Il patrimonio fluviale di una parte dell’Europa rischia di essere seriamente compromesso non soltanto nel suo aspetto paesaggistico, ma anche per la sua biodiversità. La sete di energia elettrica e i conseguenti progetti di centrali idroelettriche potrebbe compromettere seriamente diversi fiumi che attraversano i Balcani e le Alpi.

La minaccia viene dalla possibilità che circa 9000 tra centrali idroelettriche di piccole dimensioni e nuove dighe vengano realizzate nei prossimi anni, andando ad aggiungersi alle oltre 21mila già in attività in tutta Europa. L’allarme viene da una ricerca che associazioni indipendenti di diversi Stati, come Wwf, Riverwatch, Geota ed EuroNatur hanno commissionato per studiare l’evoluzione nei prossimi anni degli ultimi fiumi incontaminati, sotto questo profilo.

Centrali idroelettriche mettono a rischio le riserve naturali

Secondo il documento, il 33% dei nuovi progetti è previsto in aree protette dell’Unione Europea e la stragrande maggioranza è localizzata nei parchi nazionali o nelle aree iscritte nella rete Natura 2000. Più di un quarto, ben il 28% delle nuove centrali idroelettriche sarà costruito in riserve naturali.

Molte sono previste nei Balcani, dove si trovano alcuni degli ultimi fiumi a flusso libero in Europa. La scelta potrebbe essere dettata dal fatto che i fiumi dell’Europa occidentale e centrale sono già coperti da decine di migliaia di barriere artificiali, ragione del forte declino dei pesci d’acqua dolce, come salmone, trota e anguille.

Dalla ricerca è emerso che 278 impianti sono già in costruzione e altri 8507 saranno realizzati nei prossimi anni. Per il direttore esecutivo di RiverWatch Ulrich Eichelmann se non si ferma questa “follia” di centinaia e centinaia di nuove dighe ci troveremo di fronte “alle fine dei fiumi che scorrono liberamente in Europa”. Un allarme tanto più inquietante, se si considera come la qualità e la biodiversità dei fiumi che scorrono dai Balcani sono incomparabili, mentre nell’Europa centrale e occidentale le dighe idroelettriche hanno già avuto un grande impatto.

Nel rapporto, per esempio, il fiume Vjosa, che scorre dalla Grecia al mare Adriatico, viene descritto come “l’ultimo grande fiume selvaggio in Europa” ed è ora minacciato dai progetti idroelettrici dell’Albania. La ricerca ha scoperto che quasi 30 specie di pesci d’acqua dolce nei Balcani sono in via di estinzione e non ci sarà via di salvezza se tutti i progetti idroelettrici pianificati nella regione andranno avanti. A rischio, per citarne solo alcuni, la lampreda greca, la trota marmorata e una varietà di zingel, un pesce che prospera in acque a flusso rapido.

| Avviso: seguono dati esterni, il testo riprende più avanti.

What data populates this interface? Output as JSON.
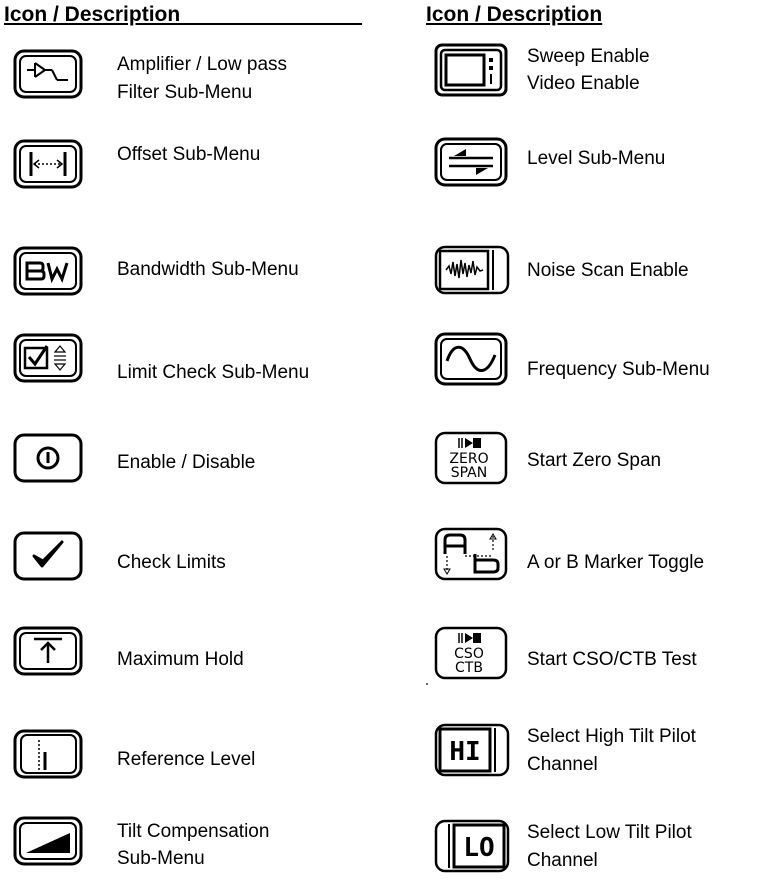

Centrali elettriche, a rischio la biodiversità

Sembra un destino inesorabile, dettato da una forte domanda di risorse idriche, specialmente nell’Europa meridionale, che sarà aggravata dallo sfruttamento idroelettrico su larga scala: una combinazione mortale per la diversità delle acque dolci. Wwf, Riverwatch, Geota ed EuroNatur sostengono che l’Europa sia già “satura” di dighe e insistono sul fatto che l’energia idroelettrica non dovrebbe essere considerata una forma di energia verde.

Anche le piccole dighe possono avere un impatto drammatico sulla fauna selvatica, impedendo ai pesci di migrare verso le aree di riproduzione. Le dighe idroelettriche sono state collegate a una riduzione di salmone, trota, anguilla e storione, secondo i dati dell’Agenzia europea dell’ambiente. Secondo l’agenzia, dighe e bacini idrici intrappolano anche la sabbia in alcuni luoghi, che alimenta l’erosione costiera. Il Wwf rilancia addirittura, sostenendo che l’energia idroelettrica è stata uno dei maggiori ostacoli al raggiungimento degli obiettivi dell’Unione Europea per i fiumi sani.

Secondo infatti la normativa europea in materia di acque, tutti i fiumi, i laghi, le acque costiere e sotterranee devono raggiungere il “buono” stato ecologico entro il 2027 al più tardi, prorogando così l’obiettivo originale del 2015. Attualmente, solo il 40% delle acque superficiali è considerato in buone condizioni, stando all’ultimo rapporto esecutivo dell’UE. E c’è anche una considerazione poco confortante sulla utilità dell’energia prodotta dalle centrali idroelettriche: lo studio di Wwf, Riverwatch, Geota ed EuroNatur evidenzia che molti impianti pianificati produrranno relativamente poca elettricità.